Wednesday, February 19, 2014

tween spirit

Lola is a tween, a magical unicorn creature rarely glimpsed in this life, a time of her girlhood that is excruciatingly valuable, so that mindful parents keep an eye out for the scalpers, the ones who would pin her down, cut off the horn and Instagram their grinning faces with her white curled horn clutched in their hands.

A tween girl is a mighty vortex, an eye of the storm where little girl meets teen so that there is a closet full of American Girl dolls, each carefully dressed and tucked into bed, while the young girl who put them there now has armpit hair and a shapeless cotton bra. Some tweens have already been face planted into mimicking teenage behavior, either older siblings or coarse, neglectful parents or some damage has been done to create a driving need for the dress up of maturity: a focus on sexuality and boys, fierce verbal attacks on other girls, makeup and shaving and a committed ironic stance that coming from the baby face of a tween can break your old, embittered heart in two.

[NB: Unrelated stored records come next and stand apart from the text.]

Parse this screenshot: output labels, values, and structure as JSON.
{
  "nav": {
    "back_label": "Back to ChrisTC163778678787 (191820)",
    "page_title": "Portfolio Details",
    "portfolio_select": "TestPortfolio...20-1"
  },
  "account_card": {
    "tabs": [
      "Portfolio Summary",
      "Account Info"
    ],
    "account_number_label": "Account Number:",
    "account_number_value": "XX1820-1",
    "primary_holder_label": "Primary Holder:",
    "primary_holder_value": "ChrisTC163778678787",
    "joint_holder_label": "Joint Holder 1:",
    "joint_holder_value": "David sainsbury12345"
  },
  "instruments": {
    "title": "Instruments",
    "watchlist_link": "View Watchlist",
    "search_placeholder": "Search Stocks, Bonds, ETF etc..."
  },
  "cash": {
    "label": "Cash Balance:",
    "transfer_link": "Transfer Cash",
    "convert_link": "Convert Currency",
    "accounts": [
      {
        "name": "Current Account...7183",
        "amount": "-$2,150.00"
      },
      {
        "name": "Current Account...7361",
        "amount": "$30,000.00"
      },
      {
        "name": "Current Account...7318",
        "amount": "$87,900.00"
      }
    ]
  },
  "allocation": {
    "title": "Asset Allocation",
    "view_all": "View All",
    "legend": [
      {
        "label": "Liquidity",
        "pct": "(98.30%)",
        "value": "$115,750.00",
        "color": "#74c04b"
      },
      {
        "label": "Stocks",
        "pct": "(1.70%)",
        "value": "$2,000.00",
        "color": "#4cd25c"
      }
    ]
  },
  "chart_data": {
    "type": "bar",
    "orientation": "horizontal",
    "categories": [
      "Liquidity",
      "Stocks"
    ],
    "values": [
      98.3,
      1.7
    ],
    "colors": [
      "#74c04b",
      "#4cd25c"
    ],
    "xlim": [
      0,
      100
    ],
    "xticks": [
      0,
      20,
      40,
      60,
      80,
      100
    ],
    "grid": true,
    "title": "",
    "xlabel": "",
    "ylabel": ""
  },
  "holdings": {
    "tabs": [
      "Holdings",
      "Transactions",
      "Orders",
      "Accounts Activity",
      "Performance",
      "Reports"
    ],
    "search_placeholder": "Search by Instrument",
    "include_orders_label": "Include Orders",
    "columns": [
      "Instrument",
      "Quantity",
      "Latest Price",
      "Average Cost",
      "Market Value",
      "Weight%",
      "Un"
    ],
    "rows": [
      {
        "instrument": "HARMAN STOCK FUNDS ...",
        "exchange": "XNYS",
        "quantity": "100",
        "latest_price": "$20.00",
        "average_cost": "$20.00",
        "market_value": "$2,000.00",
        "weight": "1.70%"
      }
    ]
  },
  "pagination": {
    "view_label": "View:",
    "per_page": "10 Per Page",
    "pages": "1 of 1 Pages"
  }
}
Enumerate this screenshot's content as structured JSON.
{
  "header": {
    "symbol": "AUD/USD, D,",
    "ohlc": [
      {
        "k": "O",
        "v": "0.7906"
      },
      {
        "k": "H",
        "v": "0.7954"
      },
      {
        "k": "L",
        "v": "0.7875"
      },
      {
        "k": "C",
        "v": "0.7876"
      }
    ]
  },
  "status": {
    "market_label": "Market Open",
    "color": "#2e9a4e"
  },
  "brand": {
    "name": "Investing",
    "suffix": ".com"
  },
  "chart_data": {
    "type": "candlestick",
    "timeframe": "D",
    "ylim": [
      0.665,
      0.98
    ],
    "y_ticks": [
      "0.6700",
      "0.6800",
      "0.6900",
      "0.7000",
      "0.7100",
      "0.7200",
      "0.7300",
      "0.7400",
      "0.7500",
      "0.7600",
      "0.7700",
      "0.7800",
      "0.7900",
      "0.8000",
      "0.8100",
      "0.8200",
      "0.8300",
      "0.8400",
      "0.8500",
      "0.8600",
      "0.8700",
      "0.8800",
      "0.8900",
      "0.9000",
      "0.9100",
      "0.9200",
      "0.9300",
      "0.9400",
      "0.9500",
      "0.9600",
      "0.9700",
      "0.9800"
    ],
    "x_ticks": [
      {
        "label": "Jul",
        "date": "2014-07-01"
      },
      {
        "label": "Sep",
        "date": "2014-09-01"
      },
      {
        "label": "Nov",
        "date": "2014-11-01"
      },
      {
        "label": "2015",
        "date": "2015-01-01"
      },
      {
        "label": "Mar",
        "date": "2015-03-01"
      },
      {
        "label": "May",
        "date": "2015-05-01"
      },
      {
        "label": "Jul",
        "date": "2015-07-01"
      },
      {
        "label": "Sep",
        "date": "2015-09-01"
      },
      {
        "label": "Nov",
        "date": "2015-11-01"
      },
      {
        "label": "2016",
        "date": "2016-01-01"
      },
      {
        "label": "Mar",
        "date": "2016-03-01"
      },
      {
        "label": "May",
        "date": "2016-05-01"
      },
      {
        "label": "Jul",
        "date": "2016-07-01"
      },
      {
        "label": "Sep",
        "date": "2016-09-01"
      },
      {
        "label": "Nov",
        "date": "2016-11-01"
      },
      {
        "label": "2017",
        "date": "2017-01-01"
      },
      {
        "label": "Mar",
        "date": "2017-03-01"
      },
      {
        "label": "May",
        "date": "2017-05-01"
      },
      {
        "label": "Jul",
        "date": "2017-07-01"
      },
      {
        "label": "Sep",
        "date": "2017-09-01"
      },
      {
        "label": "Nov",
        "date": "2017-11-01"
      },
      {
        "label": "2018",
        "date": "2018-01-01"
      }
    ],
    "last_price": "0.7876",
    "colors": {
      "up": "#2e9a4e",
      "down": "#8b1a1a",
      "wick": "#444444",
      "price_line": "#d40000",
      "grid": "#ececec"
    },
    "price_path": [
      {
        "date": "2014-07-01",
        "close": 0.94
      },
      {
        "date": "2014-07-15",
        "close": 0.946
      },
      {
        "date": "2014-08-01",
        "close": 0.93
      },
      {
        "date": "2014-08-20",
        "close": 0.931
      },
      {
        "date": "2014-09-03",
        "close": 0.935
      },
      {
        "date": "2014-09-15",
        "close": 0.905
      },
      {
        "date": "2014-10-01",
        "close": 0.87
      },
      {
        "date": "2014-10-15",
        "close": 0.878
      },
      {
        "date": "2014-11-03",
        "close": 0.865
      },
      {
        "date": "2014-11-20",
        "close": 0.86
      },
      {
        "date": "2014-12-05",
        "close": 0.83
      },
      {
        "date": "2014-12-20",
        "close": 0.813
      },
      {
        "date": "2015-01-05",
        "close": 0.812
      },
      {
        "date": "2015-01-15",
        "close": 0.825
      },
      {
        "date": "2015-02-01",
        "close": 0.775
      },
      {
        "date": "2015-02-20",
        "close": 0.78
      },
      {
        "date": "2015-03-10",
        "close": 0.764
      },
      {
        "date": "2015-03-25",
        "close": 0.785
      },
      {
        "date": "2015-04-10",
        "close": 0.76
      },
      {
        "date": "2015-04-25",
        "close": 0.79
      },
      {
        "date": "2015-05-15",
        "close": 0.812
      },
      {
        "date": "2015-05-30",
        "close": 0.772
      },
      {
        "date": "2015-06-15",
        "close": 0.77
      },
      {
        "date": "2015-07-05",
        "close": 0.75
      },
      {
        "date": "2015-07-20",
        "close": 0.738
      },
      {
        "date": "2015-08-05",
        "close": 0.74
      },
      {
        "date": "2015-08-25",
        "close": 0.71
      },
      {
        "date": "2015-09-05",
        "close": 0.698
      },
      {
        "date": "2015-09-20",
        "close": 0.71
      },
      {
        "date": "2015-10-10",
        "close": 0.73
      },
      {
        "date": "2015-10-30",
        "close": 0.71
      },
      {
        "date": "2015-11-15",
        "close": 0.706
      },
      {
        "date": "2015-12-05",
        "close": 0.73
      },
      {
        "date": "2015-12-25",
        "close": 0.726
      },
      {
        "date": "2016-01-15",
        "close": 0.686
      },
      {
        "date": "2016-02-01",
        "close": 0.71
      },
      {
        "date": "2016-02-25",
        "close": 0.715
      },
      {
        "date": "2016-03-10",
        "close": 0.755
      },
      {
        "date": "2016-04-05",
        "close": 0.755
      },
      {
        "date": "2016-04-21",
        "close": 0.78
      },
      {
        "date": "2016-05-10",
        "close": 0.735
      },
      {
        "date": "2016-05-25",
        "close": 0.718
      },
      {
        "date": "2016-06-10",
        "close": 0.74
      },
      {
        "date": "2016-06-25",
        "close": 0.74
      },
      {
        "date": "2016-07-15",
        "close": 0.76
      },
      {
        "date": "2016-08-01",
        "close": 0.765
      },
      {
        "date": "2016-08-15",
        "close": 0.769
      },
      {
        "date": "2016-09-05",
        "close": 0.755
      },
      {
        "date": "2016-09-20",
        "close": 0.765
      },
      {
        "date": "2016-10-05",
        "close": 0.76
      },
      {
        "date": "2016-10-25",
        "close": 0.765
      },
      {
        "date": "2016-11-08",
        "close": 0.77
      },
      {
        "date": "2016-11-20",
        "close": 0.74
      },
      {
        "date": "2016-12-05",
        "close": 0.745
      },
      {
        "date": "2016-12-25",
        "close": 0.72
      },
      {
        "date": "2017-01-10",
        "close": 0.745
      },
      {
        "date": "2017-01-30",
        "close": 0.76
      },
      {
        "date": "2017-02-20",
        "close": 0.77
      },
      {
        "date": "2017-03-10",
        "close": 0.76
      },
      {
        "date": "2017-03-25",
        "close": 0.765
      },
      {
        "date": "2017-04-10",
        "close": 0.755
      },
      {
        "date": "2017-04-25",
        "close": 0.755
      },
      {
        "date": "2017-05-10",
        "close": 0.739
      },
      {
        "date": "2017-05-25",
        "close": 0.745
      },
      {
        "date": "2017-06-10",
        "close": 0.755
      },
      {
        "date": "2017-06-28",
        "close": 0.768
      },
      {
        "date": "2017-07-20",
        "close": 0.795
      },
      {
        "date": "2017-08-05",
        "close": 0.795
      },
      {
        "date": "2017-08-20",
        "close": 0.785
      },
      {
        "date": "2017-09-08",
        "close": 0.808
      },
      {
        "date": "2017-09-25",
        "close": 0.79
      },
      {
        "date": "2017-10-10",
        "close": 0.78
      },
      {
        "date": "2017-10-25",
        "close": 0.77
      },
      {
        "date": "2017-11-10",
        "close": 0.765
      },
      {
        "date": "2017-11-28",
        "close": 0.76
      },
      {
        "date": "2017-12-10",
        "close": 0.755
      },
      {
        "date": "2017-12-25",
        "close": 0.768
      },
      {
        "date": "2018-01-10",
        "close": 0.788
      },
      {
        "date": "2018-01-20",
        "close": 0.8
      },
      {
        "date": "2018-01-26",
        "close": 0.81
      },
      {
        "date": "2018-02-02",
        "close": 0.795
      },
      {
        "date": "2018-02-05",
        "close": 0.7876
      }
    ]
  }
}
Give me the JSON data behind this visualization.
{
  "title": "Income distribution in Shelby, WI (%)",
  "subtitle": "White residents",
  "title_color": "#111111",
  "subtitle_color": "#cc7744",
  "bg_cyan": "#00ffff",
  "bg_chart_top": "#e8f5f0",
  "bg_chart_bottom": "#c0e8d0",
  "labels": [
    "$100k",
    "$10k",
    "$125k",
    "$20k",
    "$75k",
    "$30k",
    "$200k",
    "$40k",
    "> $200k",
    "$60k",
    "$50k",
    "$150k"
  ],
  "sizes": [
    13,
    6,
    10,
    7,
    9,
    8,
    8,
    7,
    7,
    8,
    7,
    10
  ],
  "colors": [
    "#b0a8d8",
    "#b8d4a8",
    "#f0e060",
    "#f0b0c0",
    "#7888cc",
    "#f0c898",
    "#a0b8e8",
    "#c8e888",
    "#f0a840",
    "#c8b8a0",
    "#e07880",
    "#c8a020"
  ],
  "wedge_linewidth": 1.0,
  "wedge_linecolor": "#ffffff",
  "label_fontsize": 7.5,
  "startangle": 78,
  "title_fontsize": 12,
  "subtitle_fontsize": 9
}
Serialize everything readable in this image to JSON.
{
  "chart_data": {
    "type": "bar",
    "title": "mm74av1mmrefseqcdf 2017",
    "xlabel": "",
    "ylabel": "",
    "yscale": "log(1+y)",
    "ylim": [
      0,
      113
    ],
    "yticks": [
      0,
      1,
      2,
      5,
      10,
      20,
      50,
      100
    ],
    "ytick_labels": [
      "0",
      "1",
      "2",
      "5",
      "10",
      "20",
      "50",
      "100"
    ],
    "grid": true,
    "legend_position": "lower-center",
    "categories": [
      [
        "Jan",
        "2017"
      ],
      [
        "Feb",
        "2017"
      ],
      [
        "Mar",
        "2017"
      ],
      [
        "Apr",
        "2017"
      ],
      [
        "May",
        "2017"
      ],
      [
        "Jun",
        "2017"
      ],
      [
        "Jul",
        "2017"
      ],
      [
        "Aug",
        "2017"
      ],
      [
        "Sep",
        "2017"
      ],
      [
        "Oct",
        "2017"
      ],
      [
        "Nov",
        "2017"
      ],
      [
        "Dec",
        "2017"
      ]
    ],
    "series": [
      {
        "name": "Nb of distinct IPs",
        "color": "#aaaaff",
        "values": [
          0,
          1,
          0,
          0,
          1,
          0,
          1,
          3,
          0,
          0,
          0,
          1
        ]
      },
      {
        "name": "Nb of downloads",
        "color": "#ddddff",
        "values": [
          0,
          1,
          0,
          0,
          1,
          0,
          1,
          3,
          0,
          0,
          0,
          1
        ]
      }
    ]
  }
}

In our culture there are protective barriers in the physical world of tweens, in parents, teachers, even older protective siblings, but few protective barriers against the growing awareness- usually, most damagingly, without guidance- of our cultural mirrors for young girls. One minute the mirror tells them 'innocent' 'sweet' 'protected' 'funny' 'smart' 'charming', and then the mirror begins to say 'flirt' 'pretty' 'feminine' 'sexy' and confusingly, 'vulnerable'. Girls begin to sense certain older boys or even an occasional grown men looking at them with open interest, and a panicky, throat fluttering feeling has in its tiny wind stirred center a tiny thrill. Open Vogue or Mademoiselle or Elle and the ads with gap mouthed, mime panting, bent over, oil soaked, wet haired, lingerie clad girls often look, in face and form, as if they were 12 years old. They are long and lean and without curves except for the barest hint of breast buds, and their faces have just- you could see it go!- lost the fat pads of adolescence. On television you hear and see women fussing over these young girls as if they were purebred dogs to dress and parade. Mothers begin to project: she's not going to be fat, is she? Oh God, she has my nose… it was so hard to have that nose… Why does she always have wear her hair in that ridiculous clump? Fathers begin to withdraw: can you still sit on my lap? Are you still my little girl? Can I still tease you? And girls begin in these ways to be aware of their sexuality, a thing not yet freed from the frost, but that underneath the thin film of ice, feels the sun all the same.

Some of Lola's friends have become aware of their bodies in a critical, appraising way that so far, we have avoided. She does not, as a friend recently did, scorn the spread of her thigh as she crosses her leg, and she does not, as another friend has, wonder often what boys think she is pretty. She is still unconsciously accepting of herself. When she turned 11 and pre-puberty began, we had a handful of talks, long meandering talks, where anything that needed to come up and be looked at could. So we talked about it all and I did my best to be unselfconscious, open and accepting because this is what I want for my daughters. I did my best to be cheerful about it all, because this is also what I want for my daughters. Shame attaches itself like a barnacle to the consciousness of young people, and for a young girl, shame attached to your body or womanhood will never quite be shaken off or grown out of, but remains like a shadow twin, something we can acknowledge and write about and expose but that ultimately affects our experience of being female in a negative way. Something that I do not want for my daughters. Taking note of all I need to explain to her is exhausting at times, but her expressions of gratitude and relief later always let me know that it is is important. If I do not translate the way that culture transmogrifies and distorts female sexuality, no one will. If I do not explain why some mothers shame their daughters for their pimples or weight, no one will. If I do not point out how girls at this age can lose themselves- their brilliant, shining, energetic and awesome selves- to the ultimately backfiring, boring and reductive hunting of male attention, no one will. If I do not express how almost any way that a new healthy sexuality presents itself is normal, no one will. Young boys are often made to understand that masturbating is normal, for example, but these subjects are still often taboo for young girls, creating at a crucial moment a severe divide between men and women's equality.

The place where childhood girlhood innocence meets the first expression of teenage womanhood is brief and can be terribly tender and beautiful. Slumber parties of shrieking, laughing and scavenger hunts still end in the girls tangled together in sleeping bags, snoring, but they also can contain deep in the night whispered conversations about french kissing and getting your period. Tween time is when, in a healthy, open environment of support, a young girl can safety explore these new realities. Keeping our daughters safe from the unicorn poachers cannot mean cutting them off from magazines, the internet, T.V.- of course, those boundaries have to be decided on, and in my family we have them in place. But most of all it is the parent guide who can help the girl interpret the reflection of herself she is newly seeing that keeps her 'safe', meaning, keeps her from passively accepting those views. Ultimately the true beauty of tweenage years is in the choice to begin to define yourself.